Tuesday, August 4, 2009

'Man-ing' the Grill...

Hot Damn! Smoking out the neighbors again... Time for grilling out. I was in charge tonight because Fredward had to go pick up Alex from football practice. So this is to those who've decided that I should not be allowed to commander the grill, be warned. You know who you are. I can grill. I have grilled. And it was DELICIOUS.


mmmm....... Seriously, though. How good does that look?? AND I barbecued it.

...all hail the holy grill!

Hot, HOT Pants.

So I had this crazy ass dream last night. I know, this doesn't sound promising, but I had to get it down before I lost it all.

There I was shopping- somewhere- in some fancy pants place checking out these white pants. They were a beautiful pristine white, trouser like, and tiny in size.

[Side note: in my "real" life, I never, ever wear white pants, just because of the close proximity to myself and the earth I walk upon usually equals a mess. Its dirty, and for the love of god and all things holy, I can't keep any white thing white. Over time, it usually ends up a nice shade of dingy sandy white, or better yet, orange from all the rust in my water. Oh yea, & I'm not even close to tiny in size. Closer to a whole lotta love, more or less.]

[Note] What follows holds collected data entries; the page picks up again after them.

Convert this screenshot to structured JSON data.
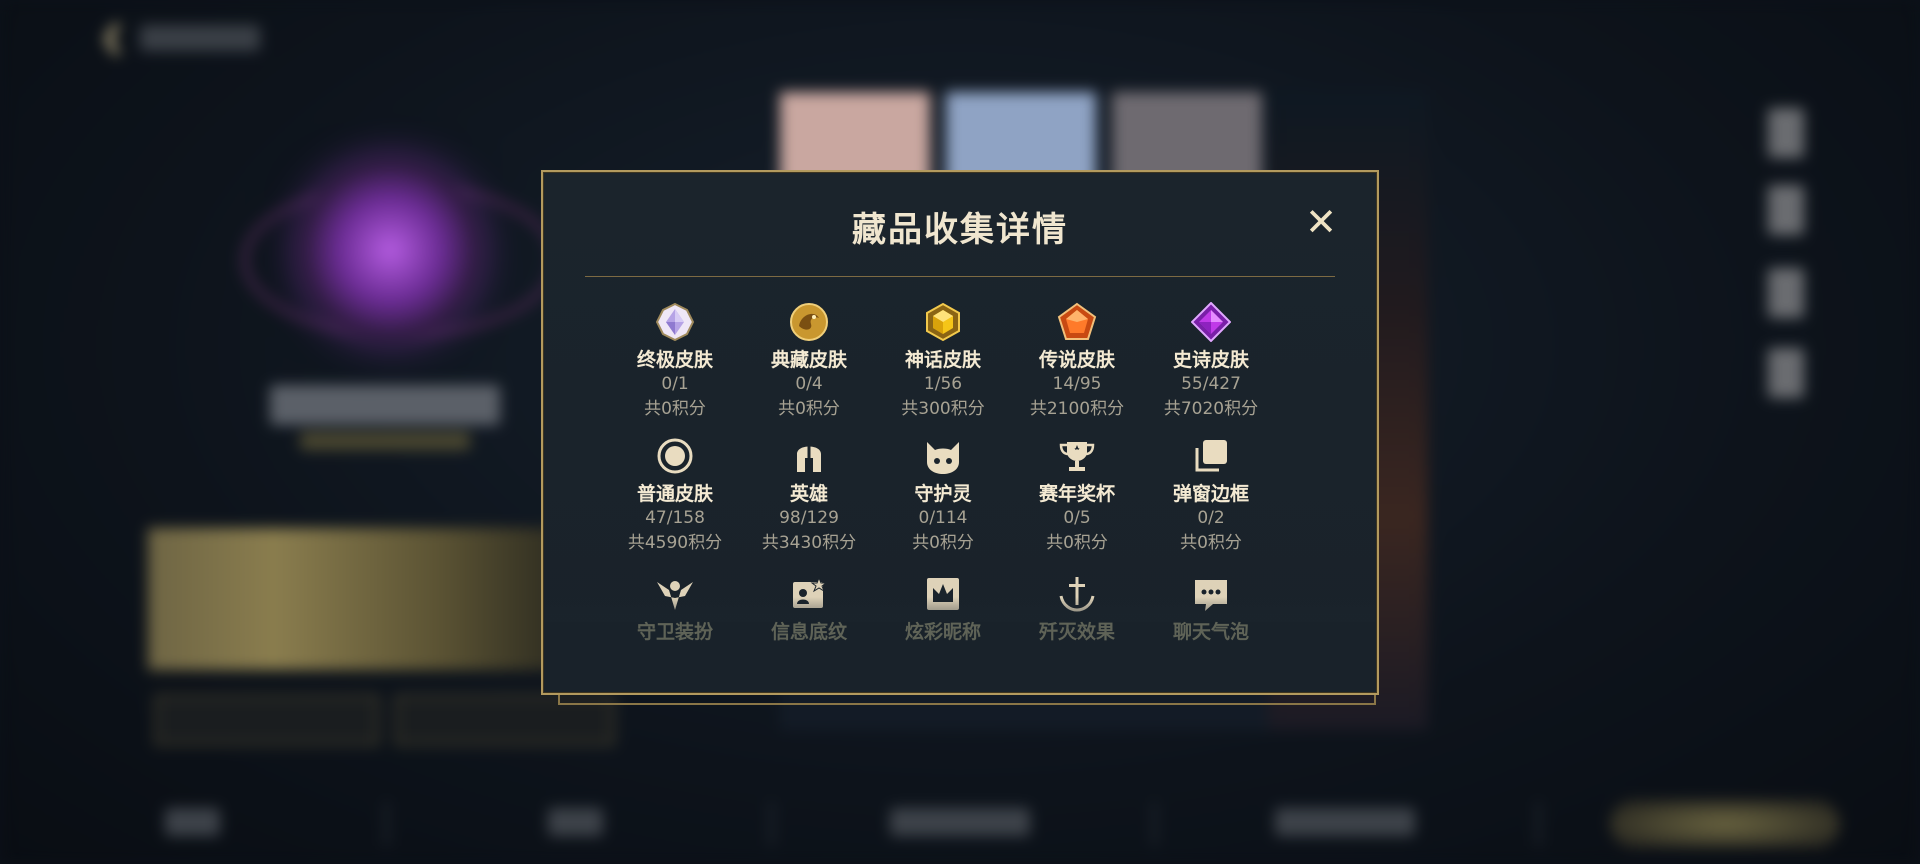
{
  "modal": {
    "title": "藏品收集详情",
    "close": "✕"
  },
  "categories_row1": [
    {
      "label": "终极皮肤",
      "count": "0/1",
      "points": "共0积分",
      "icon": "ultimate-skin-gem-icon"
    },
    {
      "label": "典藏皮肤",
      "count": "0/4",
      "points": "共0积分",
      "icon": "collection-skin-dragon-icon"
    },
    {
      "label": "神话皮肤",
      "count": "1/56",
      "points": "共300积分",
      "icon": "mythic-skin-gem-icon"
    },
    {
      "label": "传说皮肤",
      "count": "14/95",
      "points": "共2100积分",
      "icon": "legendary-skin-gem-icon"
    },
    {
      "label": "史诗皮肤",
      "count": "55/427",
      "points": "共7020积分",
      "icon": "epic-skin-gem-icon"
    }
  ],
  "categories_row2": [
    {
      "label": "普通皮肤",
      "count": "47/158",
      "points": "共4590积分",
      "icon": "normal-skin-circle-icon"
    },
    {
      "label": "英雄",
      "count": "98/129",
      "points": "共3430积分",
      "icon": "hero-helmet-icon"
    },
    {
      "label": "守护灵",
      "count": "0/114",
      "points": "共0积分",
      "icon": "guardian-spirit-icon"
    },
    {
      "label": "赛年奖杯",
      "count": "0/5",
      "points": "共0积分",
      "icon": "season-trophy-icon"
    },
    {
      "label": "弹窗边框",
      "count": "0/2",
      "points": "共0积分",
      "icon": "popup-frame-icon"
    }
  ],
  "categories_row3": [
    {
      "label": "守卫装扮",
      "icon": "guard-outfit-icon"
    },
    {
      "label": "信息底纹",
      "icon": "info-background-icon"
    },
    {
      "label": "炫彩昵称",
      "icon": "colorful-nickname-icon"
    },
    {
      "label": "歼灭效果",
      "icon": "kill-effect-icon"
    },
    {
      "label": "聊天气泡",
      "icon": "chat-bubble-icon"
    }
  ],
  "colors": {
    "gold_border": "#b39a5e",
    "panel_bg": "#1b242c",
    "label_text": "#f4ead3",
    "sub_text": "#a7a293",
    "icon_gold": "#d8c08a"
  }
}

Any who, so I'm shopping at this exclusive place, and I'm eying these pants, I try them on- and THEY FIT WONDERFULLY. "It must be all this walking I'm doing!! I've been doing these 4.84 mile walks every day, and now look!" Prior to this all I had was a massive muffin top spilling out over the top of my pants. I don't know how walking made me so thin [overnight??], but for the sake of this dream, it did.

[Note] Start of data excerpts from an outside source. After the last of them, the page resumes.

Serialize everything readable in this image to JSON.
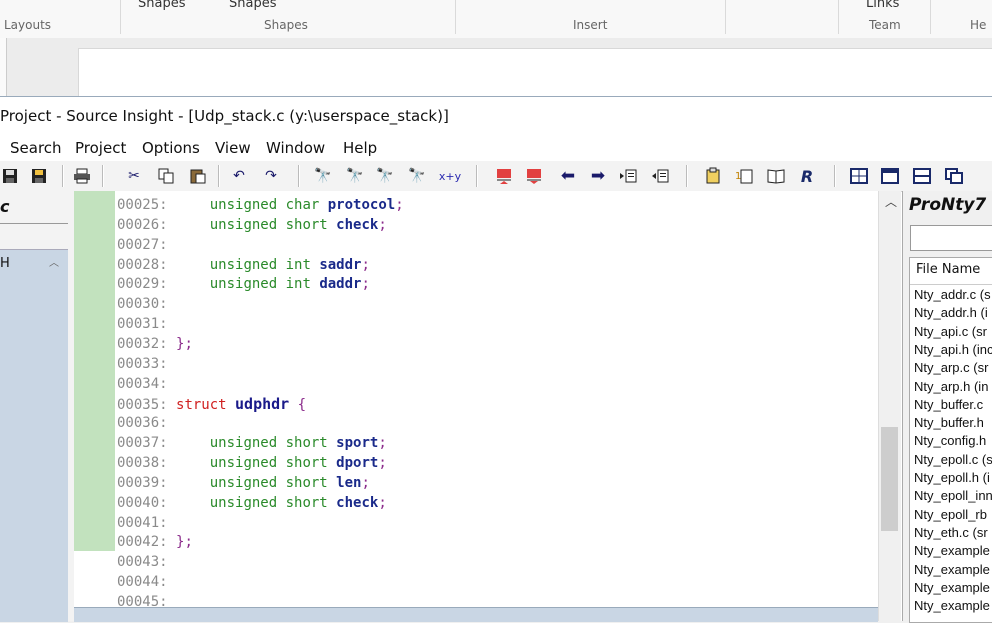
{
  "ribbon": {
    "top_labels": [
      "Shapes",
      "Shapes",
      "Links"
    ],
    "groups": [
      "Layouts",
      "Shapes",
      "Insert",
      "Team",
      "He"
    ]
  },
  "window": {
    "title": "Project - Source Insight - [Udp_stack.c (y:\\userspace_stack)]"
  },
  "menu": [
    "Search",
    "Project",
    "Options",
    "View",
    "Window",
    "Help"
  ],
  "toolbar": {
    "icons": [
      "save-icon",
      "save-all-icon",
      "print-icon",
      "cut-icon",
      "copy-icon",
      "paste-icon",
      "undo-icon",
      "redo-icon",
      "find-icon",
      "find-prev-icon",
      "find-next-icon",
      "search-files-icon",
      "replace-icon",
      "bookmark-prev-icon",
      "bookmark-next-icon",
      "back-icon",
      "forward-icon",
      "indent-icon",
      "outdent-icon",
      "browse-icon",
      "symbol-icon",
      "book-icon",
      "project-icon",
      "window-tile-icon",
      "window-horiz-icon",
      "window-split-icon",
      "window-cascade-icon"
    ],
    "replace_label": "x+y"
  },
  "left_panel": {
    "title": "c",
    "item": "H"
  },
  "editor": {
    "lines": [
      {
        "num": "00025:",
        "type": "unsigned char ",
        "name": "protocol",
        "end": ";"
      },
      {
        "num": "00026:",
        "type": "unsigned short ",
        "name": "check",
        "end": ";"
      },
      {
        "num": "00027:"
      },
      {
        "num": "00028:",
        "type": "unsigned int ",
        "name": "saddr",
        "end": ";"
      },
      {
        "num": "00029:",
        "type": "unsigned int ",
        "name": "daddr",
        "end": ";"
      },
      {
        "num": "00030:"
      },
      {
        "num": "00031:"
      },
      {
        "num": "00032:",
        "punct": "};"
      },
      {
        "num": "00033:"
      },
      {
        "num": "00034:"
      },
      {
        "num": "00035:",
        "struct_kw": "struct",
        "struct_name": "udphdr",
        "brace": "{"
      },
      {
        "num": "00036:"
      },
      {
        "num": "00037:",
        "type": "unsigned short ",
        "name": "sport",
        "end": ";"
      },
      {
        "num": "00038:",
        "type": "unsigned short ",
        "name": "dport",
        "end": ";"
      },
      {
        "num": "00039:",
        "type": "unsigned short ",
        "name": "len",
        "end": ";"
      },
      {
        "num": "00040:",
        "type": "unsigned short ",
        "name": "check",
        "end": ";"
      },
      {
        "num": "00041:"
      },
      {
        "num": "00042:",
        "punct": "};"
      },
      {
        "num": "00043:"
      },
      {
        "num": "00044:"
      },
      {
        "num": "00045:"
      }
    ]
  },
  "right_panel": {
    "title": "ProNty7",
    "header": "File Name",
    "files": [
      "Nty_addr.c (s",
      "Nty_addr.h (i",
      "Nty_api.c (sr",
      "Nty_api.h (inc",
      "Nty_arp.c (sr",
      "Nty_arp.h (in",
      "Nty_buffer.c",
      "Nty_buffer.h",
      "Nty_config.h",
      "Nty_epoll.c (s",
      "Nty_epoll.h (i",
      "Nty_epoll_inn",
      "Nty_epoll_rb",
      "Nty_eth.c (sr",
      "Nty_example",
      "Nty_example",
      "Nty_example",
      "Nty_example"
    ]
  },
  "colors": {
    "keyword_type": "#2a8a2a",
    "keyword_struct": "#d02020",
    "identifier": "#1a2a8a",
    "gutter": "#a8d5a2",
    "panel_list": "#c9d6e4"
  }
}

Now Kathy Griffin is eying the same pair of pants. She & I for some reason are the exact same size [which would be the size she is now], and somehow this is the only pair of white pants in the store. Anyways, she's looking at them, picks them up, tries them on [they look faboosh on her as well] and FOR THE LOVE OF GOD CAN'T MAKE A FUCKING DECISION ON WHETHER TO BUY THEM OR NOT. I, being as blunt as I can possibly be, tell her that I will buy those pants. She's hemming and hawing over this- and I've already made the decision for her! Then I proceed to RIP THE PANTS OUT OF HER HANDS AND GO TO THE CASHIER. As she stands there gawking, like 'OMG!!! Did you SEE WHAT SHE JUST DID???'

Basically I get into a tussle with the legendary Kathy Griffin in a dreamland store, and me & my smug attitude get the pants I came in for.

Classy, ain't it?

Monday, August 3, 2009

Compiling a to-do list

The thing is almost a mile long. The short list would be 'what NOT to-do.'

To-do:
-->too long to post here; instead, busts out the loose leaf paper and goes at it old-school: with paper & pen... <--

What NOT to-do:

1. Procrastinate
2. Sit on Facebook all day
3. Read Perezhilton for a couple of hours- STRAIGHT
4. Avoid all things related to cleaning/straightening of the house
5. NOT Make the to-do list. I have to... do I have to separate everything by category?? Because then, I have a shit-ton to do.